June 2018 — By Jacobus de Hoop, Mitchell Morey, Hannah Ring, Victoria Rothbard, David Seidenfeld

“Min Ila” is a cash transfer program that was implemented by UNICEF and the United Nation’s World Food Program (WFP) in coordination with the Ministry of Education and Higher Education (MEHE), between 2016 and 2018 covering two (and later three) Lebanese governorates. The program, also known as “No Lost Generation” (NLG), was aimed at reducing financial barriers to the school enrollment and attendance of vulnerable children aged 5-14, and at promoting broad wellbeing, specifically of refugees from Syria attending second-shift schools. The design of the pilot paid special attention to children above the age of ten with an aim to reduce negative coping strategies such as child labor and early marriage.

To understand the effects of the program, UNICEF contracted the American Institutes for Research and UNICEF’s Office of Research to undertake a rigorous, mixed methods impact evaluation (IE) that compares beneficiaries in the pilot governorates to those that would have been be eligible but live in governorates outside the program’s regional coverage. The IE used a geographic regression discontinuity design (RDD), following 1,440 households located near the border that separates program and nonprogram governorates, and collected baseline, midline and endline data to assess the effects of the program on children’s school enrollment and participation, in addition to broader child well-being indicators.

Results presented in the IE showed that NLG/Min Ila improved children’s food consumption, physical health, lowered child engagement in work for the household, improved indicators of children’s subjective well-being, noting the causal link between these dimensions and child education outcomes.
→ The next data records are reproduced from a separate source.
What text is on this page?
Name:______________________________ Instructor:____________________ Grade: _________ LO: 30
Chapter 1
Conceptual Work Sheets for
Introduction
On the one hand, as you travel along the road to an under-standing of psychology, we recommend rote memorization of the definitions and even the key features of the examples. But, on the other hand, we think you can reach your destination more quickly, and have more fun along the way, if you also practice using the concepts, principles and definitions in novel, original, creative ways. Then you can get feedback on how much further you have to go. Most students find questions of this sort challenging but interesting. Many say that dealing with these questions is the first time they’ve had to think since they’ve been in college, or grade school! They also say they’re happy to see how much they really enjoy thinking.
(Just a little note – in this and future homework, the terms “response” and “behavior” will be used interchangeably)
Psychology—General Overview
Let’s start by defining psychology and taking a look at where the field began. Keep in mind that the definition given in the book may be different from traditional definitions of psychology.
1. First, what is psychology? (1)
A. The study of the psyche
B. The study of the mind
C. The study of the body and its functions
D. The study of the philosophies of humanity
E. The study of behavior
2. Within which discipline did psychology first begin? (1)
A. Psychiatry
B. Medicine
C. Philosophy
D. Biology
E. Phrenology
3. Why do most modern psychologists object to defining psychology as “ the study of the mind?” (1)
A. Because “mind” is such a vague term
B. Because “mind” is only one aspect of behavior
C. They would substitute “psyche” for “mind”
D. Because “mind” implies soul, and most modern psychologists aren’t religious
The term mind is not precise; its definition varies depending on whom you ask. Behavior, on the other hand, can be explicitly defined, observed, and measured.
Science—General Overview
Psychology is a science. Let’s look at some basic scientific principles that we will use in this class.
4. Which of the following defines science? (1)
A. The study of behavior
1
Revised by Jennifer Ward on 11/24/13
The IE’s midline evaluation also showed increased rates of school attendance, although the endline evaluation found little evidence for increased child enrollment owing to supply-side restrictions, whereby second-shift schools had already been operating at capacity at the start of the program.

The impact evaluation was one of the first of its kind in terms of assessing the effectiveness of child-focused education cash transfer programs in challenging refugee settings.